The Worker shim (see examples/basic/worker/index.js) adds an x-containerflare-metadata header before proxying every request into the container. That JSON payload includes:

  • request identifier (cf-ray)
  • colo / region / country codes
  • client IP
  • worker name (derived from the CONTAINERFLARE_WORKER Wrangler variable)
  • HTTP method, path, and full URL

On the Rust side you can read all of those fields via ContainerContext::metadata() (see RequestMetadata in src/context.rs). If you customize the Worker, keep writing this header so your Axum handlers continue to receive Cloudflare context.
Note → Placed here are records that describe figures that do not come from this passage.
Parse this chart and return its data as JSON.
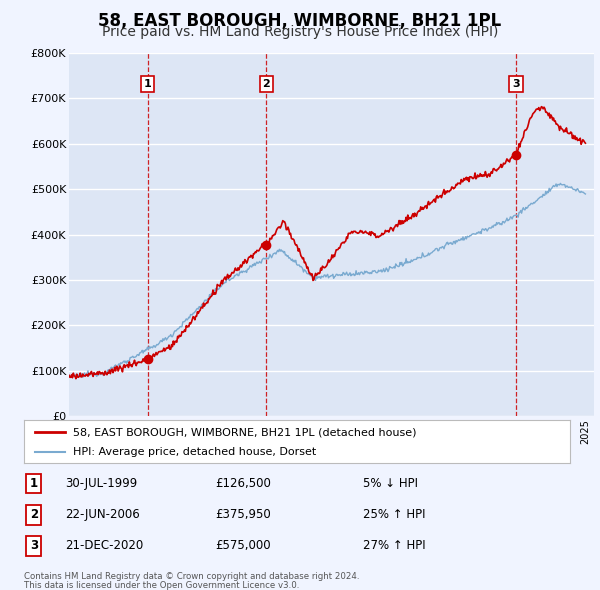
{
  "title": "58, EAST BOROUGH, WIMBORNE, BH21 1PL",
  "subtitle": "Price paid vs. HM Land Registry's House Price Index (HPI)",
  "ylim": [
    0,
    800000
  ],
  "yticks": [
    0,
    100000,
    200000,
    300000,
    400000,
    500000,
    600000,
    700000,
    800000
  ],
  "ytick_labels": [
    "£0",
    "£100K",
    "£200K",
    "£300K",
    "£400K",
    "£500K",
    "£600K",
    "£700K",
    "£800K"
  ],
  "background_color": "#f0f4ff",
  "plot_bg_color": "#dde6f5",
  "grid_color": "#ffffff",
  "red_line_color": "#cc0000",
  "blue_line_color": "#7aaad0",
  "title_fontsize": 12,
  "subtitle_fontsize": 10,
  "transactions": [
    {
      "label": "1",
      "date": "30-JUL-1999",
      "price": 126500,
      "x": 1999.58,
      "pct": "5%",
      "direction": "↓"
    },
    {
      "label": "2",
      "date": "22-JUN-2006",
      "price": 375950,
      "x": 2006.47,
      "pct": "25%",
      "direction": "↑"
    },
    {
      "label": "3",
      "date": "21-DEC-2020",
      "price": 575000,
      "x": 2020.97,
      "pct": "27%",
      "direction": "↑"
    }
  ],
  "legend_label_red": "58, EAST BOROUGH, WIMBORNE, BH21 1PL (detached house)",
  "legend_label_blue": "HPI: Average price, detached house, Dorset",
  "footer_line1": "Contains HM Land Registry data © Crown copyright and database right 2024.",
  "footer_line2": "This data is licensed under the Open Government Licence v3.0.",
  "table_rows": [
    [
      "1",
      "30-JUL-1999",
      "£126,500",
      "5% ↓ HPI"
    ],
    [
      "2",
      "22-JUN-2006",
      "£375,950",
      "25% ↑ HPI"
    ],
    [
      "3",
      "21-DEC-2020",
      "£575,000",
      "27% ↑ HPI"
    ]
  ]
}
On Cloud Run the runtime infers metadata directly from HTTP headers + environment variables. It records the service, revision, configuration, project ID, region, trace/span IDs, and whether the request is sampled based on the x-cloud-trace-context header. These new fields appear on RequestMetadata alongside the existing Cloudflare values. Geo fields like country/colo are only populated on Cloudflare because Cloud Run does not provide them.

Example project

examples/basic is a real Cargo crate that depends on containerflare via path = "../..". It ships with:

  • a Dockerfile that builds for x86_64-unknown-linux-musl
  • a Worker/Durable Object that forwards metadata and proxies requests
  • deployment scripts and docs for Wrangler v4
  • deploy scripts for Cloud Run that reuse the same Dockerfile
  • first-class support for both Cloudflare and Cloud Run from the same codebase/Dockerfile

Use it as a template for your own containerized Workers.

Platform expectations

  • Cloudflare currently expects Containers to be built for the linux/amd64 architecture, so we target x86_64-unknown-linux-musl by default. You could just as easily use a debian/ubuntu based image, however alpine/musl is great for small container sizes.
  • The runtime binds to PORT when provided (Cloud Run injects it), otherwise falls back to CF_CONTAINER_PORT or 0.0.0.0:8787 so the Cloudflare sidecar (which connects from 10.0.0.1) can reach your Axum listener. Override CF_CONTAINER_ADDR for custom setups.
  • The CommandClient speaks JSON-over-STDIO for now. When Cloudflare documents additional transports we can add typed helpers on top of it. Cloud Run disables the channel, so the client immediately returns CommandError::Unavailable.

Contributions are welcome—file issues or PRs with ideas!